De Zaanstreek ontsloten

Door de vele waterwegen had het westen van Nederland rond 1800 de uitgebreidste en goedkoopste transportinfrastructuur van Europa. De aanleg van het Noord-Hollands kanaal bracht de zeevaart vlakbij Wormerveer. Hiervan profiteerden de Wormerveerse ondernemers door de aanleg van een zeehaven in de Kogerpolder bij West-Grafdijk, de aanleg van het Kogerpolderkanaal en de bouw van nieuwe stoomfabrieken. De opening van het Noordzeekanaal in 1876 was een grote economische impuls voor de omgeving. In 1884 werd in de Voorzaan een nieuwe zeehaven voor Zaandam gemaakt. Deze haven was een groot succes want de aanvoer van hout en ongepelde rijst steeg snel. In 1911 werd een nieuwe Zaandamse zeehaven aangelegd ten westen van de spoorbaan naar de nieuwe Hembrug. Na de aanleg van de zeehavens werd de bevaarbaarheid van de Binnenzaan in toenemende mate een probleem. De nauwe sluizen in de dam en de ondiepe vaargeul gaven veel klachten, vooral toen de binnenvaart overging van zeil- naar stoomschepen en later motorschepen. Met geld van de landelijke overheid werd in 1903 de Wilheminasluis aangelegd. De Zaan als transportweg speelde een grote rol in de groei van de Zaanse industrie. Een dicht netwerk van beurtdiensten door motorboten verbond de Zaanse fabrieken en pakhuizen met steden en zeehavens in het hele land.
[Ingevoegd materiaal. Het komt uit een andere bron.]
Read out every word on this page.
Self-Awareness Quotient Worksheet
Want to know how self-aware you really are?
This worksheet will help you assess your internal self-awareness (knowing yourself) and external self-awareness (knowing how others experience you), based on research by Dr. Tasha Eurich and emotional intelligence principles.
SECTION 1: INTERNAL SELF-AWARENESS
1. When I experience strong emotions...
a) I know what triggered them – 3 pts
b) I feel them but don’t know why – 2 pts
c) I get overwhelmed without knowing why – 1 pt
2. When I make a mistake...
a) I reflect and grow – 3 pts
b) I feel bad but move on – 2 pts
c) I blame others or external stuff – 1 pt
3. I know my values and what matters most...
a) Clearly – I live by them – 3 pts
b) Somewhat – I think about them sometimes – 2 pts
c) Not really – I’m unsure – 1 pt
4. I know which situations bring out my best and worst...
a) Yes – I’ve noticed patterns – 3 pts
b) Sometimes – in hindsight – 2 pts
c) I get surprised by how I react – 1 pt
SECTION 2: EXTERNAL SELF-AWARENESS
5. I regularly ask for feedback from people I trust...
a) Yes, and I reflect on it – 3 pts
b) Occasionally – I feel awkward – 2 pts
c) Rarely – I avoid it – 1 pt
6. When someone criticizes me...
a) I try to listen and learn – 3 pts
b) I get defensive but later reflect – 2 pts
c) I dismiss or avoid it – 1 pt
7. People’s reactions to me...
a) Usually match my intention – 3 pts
In 1849 werd Communicatieweg aangelegd als particuliere tolweg van Westzaan naar de Rijksstraatweg van Haarlem naar Alkmaar bij Heemskerk. Hiermee kreeg de Zaanstreek een verbinding met het net van rijksstraatwegen in Nederland. In 1839 ging de eerste Nederlandse spoorweg tussen Amsterdam en Haarlem open. De aanleg van bruggen over de grote rivieren was een grote opgave voor de aanleg van doorlopende spoorwegen. De spoorwegwet van 1860 maakte het de Nederlandse staat mogelijk om meer spoorwegen aan te leggen. In 1869 kwam de spoorlijn van Uitgeest naar Zaandam gereed, waarmee de Zaanstreek werd aangesloten op het landelijk net van spoorwegen. In 1878 kwam de spoorlijn Zaandam-Amsterdam gereed, met de eerste Hembrug over het nieuwe Noordzeekanaal. In 1907 werd een nieuwe, grotere Hembrug gebouwd over het verbrede Noordzeekanaal. In 1931 werd de spoorweg langs de Zaanstreek geëlektrificeerd waardoor de capaciteit voor reizigersvervoer sterk toenam. Omdat de zeeschepen steeds groter werden, moest het Noordzeekanaal verschillende keren verbreed en verdiept worden. Het scheepvaartverkeer en het treinverkeer werden steeds intensiever. Daarom is de Hembrug in 1983 vervangen door de Hemspoortunnel.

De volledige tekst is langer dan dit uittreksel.